Brosnan explained that while she was moved to join the fleet by the plight of people in Gaza, she is not technically sailing towards Palestine in an activist capacity. 

“It’s a together-apart ethos and function that we’re serving. So we’re accompanying the flotilla, as opposed to being activists. 

“The independent legal support boat will not be attempting to break the blockade,” she said. 

“However, we will accompany and bear witness to the flotilla as it carries out its activities.” 

Impunity and inaction 

Where governments and international organisations have failed, citizens are stepping in to do something in response to Israel’s crimes in Gaza.

“There’s been a moral collapse internationally,” she said. 

She pointed to the fact that 26,000 people applied to join the flotilla and put themselves in harm’s way.

Brosnan is keen to stress that the danger faced by those on the fleet bears no comparison to what Palestinians are facing in Gaza, where more than 65,000 people have been killed and the vast majority of the population has been displaced. 

Still, “the risk of the risk of harm is quite real” for those 500 plus people out of the 26,000 who have ended up on the boats.  

For Brosnan, the prospect of joining the flotilla appealed to her at a time when the prevailing mood among those who support Palestine is one of frustration and despair. 

“I felt called to participate when I found out that there was an independent legal support boat being formed,” she said. 

“The whole international legal order is under threat due to the impunity with which Israel gets to decimate the rule of law, gets to trample upon human rights and international humanitarian law, and that distinct lack of accountability spurred me to go and be there on the water.” 

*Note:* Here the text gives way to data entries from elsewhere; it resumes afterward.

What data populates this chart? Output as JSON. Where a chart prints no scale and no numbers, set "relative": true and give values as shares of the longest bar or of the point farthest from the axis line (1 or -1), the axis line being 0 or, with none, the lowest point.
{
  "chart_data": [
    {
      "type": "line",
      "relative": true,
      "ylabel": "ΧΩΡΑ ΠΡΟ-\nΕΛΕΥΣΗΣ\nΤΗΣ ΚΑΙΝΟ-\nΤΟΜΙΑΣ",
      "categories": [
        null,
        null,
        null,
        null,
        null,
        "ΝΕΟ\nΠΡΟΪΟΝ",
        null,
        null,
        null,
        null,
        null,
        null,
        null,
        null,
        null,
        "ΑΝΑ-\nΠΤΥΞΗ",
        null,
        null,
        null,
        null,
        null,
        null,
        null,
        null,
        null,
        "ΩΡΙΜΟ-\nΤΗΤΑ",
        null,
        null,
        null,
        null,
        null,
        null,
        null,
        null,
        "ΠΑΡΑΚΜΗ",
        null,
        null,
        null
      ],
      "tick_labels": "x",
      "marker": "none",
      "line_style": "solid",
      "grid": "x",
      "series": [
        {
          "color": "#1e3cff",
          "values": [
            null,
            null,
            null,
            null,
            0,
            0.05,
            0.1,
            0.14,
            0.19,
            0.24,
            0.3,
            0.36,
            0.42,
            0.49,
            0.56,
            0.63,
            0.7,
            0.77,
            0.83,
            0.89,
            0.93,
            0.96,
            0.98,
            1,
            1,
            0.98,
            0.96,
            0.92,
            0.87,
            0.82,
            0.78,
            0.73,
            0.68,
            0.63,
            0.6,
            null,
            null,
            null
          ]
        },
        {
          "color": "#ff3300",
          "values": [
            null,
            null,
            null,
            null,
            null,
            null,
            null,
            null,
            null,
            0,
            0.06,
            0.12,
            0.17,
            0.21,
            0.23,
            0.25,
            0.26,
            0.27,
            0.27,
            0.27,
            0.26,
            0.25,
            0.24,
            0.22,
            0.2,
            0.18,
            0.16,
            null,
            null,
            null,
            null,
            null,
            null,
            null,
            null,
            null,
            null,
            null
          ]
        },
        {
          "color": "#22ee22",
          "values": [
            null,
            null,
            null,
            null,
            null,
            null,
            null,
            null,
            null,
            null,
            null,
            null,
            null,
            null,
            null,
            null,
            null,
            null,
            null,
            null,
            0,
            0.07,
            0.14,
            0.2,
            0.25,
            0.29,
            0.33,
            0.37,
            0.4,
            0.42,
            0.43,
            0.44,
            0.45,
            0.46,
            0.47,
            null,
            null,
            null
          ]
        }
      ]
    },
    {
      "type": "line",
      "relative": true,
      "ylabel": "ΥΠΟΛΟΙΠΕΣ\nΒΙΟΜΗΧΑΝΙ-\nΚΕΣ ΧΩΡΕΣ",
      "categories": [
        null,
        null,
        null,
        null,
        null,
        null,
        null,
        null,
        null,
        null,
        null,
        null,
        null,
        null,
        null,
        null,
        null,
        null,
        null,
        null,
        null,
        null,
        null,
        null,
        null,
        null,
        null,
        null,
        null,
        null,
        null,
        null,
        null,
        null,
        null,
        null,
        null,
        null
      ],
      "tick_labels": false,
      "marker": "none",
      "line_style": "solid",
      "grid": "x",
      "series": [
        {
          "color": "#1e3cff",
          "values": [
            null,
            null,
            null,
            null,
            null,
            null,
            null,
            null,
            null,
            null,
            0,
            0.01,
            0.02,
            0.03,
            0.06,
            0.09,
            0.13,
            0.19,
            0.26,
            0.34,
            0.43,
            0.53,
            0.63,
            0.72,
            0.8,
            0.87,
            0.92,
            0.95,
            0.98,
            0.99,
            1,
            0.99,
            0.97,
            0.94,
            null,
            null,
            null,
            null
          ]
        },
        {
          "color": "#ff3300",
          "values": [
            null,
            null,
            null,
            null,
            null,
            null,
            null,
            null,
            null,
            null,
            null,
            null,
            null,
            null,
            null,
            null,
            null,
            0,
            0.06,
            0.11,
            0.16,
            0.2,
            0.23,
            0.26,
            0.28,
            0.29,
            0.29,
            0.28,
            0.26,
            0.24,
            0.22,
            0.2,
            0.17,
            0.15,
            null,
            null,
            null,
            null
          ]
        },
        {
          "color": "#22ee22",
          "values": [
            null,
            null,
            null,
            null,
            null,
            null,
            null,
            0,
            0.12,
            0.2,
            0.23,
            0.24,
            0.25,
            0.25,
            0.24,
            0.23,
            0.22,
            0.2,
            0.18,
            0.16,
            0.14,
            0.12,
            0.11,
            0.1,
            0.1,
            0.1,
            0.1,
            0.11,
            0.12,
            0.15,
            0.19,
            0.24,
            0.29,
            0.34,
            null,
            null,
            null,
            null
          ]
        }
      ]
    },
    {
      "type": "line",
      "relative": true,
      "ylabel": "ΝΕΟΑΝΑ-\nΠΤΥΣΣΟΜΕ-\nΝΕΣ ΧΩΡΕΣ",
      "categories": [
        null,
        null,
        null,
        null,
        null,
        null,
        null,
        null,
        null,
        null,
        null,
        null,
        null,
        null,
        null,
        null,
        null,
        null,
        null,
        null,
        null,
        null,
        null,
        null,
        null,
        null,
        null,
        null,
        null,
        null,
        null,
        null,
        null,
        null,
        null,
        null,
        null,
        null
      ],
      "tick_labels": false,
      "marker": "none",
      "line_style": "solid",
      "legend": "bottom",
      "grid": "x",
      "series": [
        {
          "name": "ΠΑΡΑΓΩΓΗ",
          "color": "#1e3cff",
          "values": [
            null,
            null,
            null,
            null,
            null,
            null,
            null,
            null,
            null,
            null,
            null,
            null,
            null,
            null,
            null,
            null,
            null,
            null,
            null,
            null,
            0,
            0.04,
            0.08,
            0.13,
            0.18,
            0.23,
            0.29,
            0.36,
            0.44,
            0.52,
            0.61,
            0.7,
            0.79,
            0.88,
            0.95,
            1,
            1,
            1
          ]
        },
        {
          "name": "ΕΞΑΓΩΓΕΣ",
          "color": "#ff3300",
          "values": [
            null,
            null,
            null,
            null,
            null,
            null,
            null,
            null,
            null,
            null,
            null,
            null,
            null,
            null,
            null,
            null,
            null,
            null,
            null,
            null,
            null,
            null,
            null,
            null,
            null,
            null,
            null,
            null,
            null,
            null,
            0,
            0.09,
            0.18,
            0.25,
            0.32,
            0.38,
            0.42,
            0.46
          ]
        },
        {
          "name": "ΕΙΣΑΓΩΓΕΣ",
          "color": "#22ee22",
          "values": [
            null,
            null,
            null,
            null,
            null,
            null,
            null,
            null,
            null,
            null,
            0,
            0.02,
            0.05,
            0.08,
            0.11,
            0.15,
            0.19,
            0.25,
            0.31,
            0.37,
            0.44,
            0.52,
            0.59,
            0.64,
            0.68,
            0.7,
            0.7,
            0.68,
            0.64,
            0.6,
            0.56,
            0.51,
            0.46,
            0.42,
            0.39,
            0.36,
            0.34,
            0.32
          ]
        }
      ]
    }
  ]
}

She finds the apparent acceptance among many states that Israel can commit war crimes and crimes against humanity day after day “very concerning”. 

“The overwhelming sense of lack of humanity and lack of efficacy of a legal system which can uphold law and which all humans are protected within it is of great concern to me as a legal practitioner.”

In spite of the relative inaction among Western states, Brosnan does see signs that opinions about Israel are changing. 

“I think that the sands are shifting. I think that people’s willingness to turn a blind eye to the ongoing impunity of Israel is weakening. 

This mounting feeling is approaching a tipping point, she believes. 

“I have faith that the international and multilateral systems we have will have more weight, or will have more of a concrete response and a sanctions-based response.”

She said the only things that could hinder Israel’s actions are either economic sanctions or military intervention and peacekeeping.

Treating Israel as a “pariah state” is essential, she said.

Brosnan said that while the people manning the boats in the flotilla deserve admiration, “it’s what the human response is” but that many people are simply overwhelmed by a kind of paralysis or hopelessness.

What is most important to recognise, though, is that “states are abdicating their responsibility to take the lead and to have that moral leadership and to actually take the mantle and respect the democratic mandates of their respective citizenry”. 

Despite the danger in which Brosnan has placed herself, she said her family and friends are fully behind her. 

“They know I have more fear of living in a world where a people are casually destroyed, through death and destruction, while we all stand idly by.”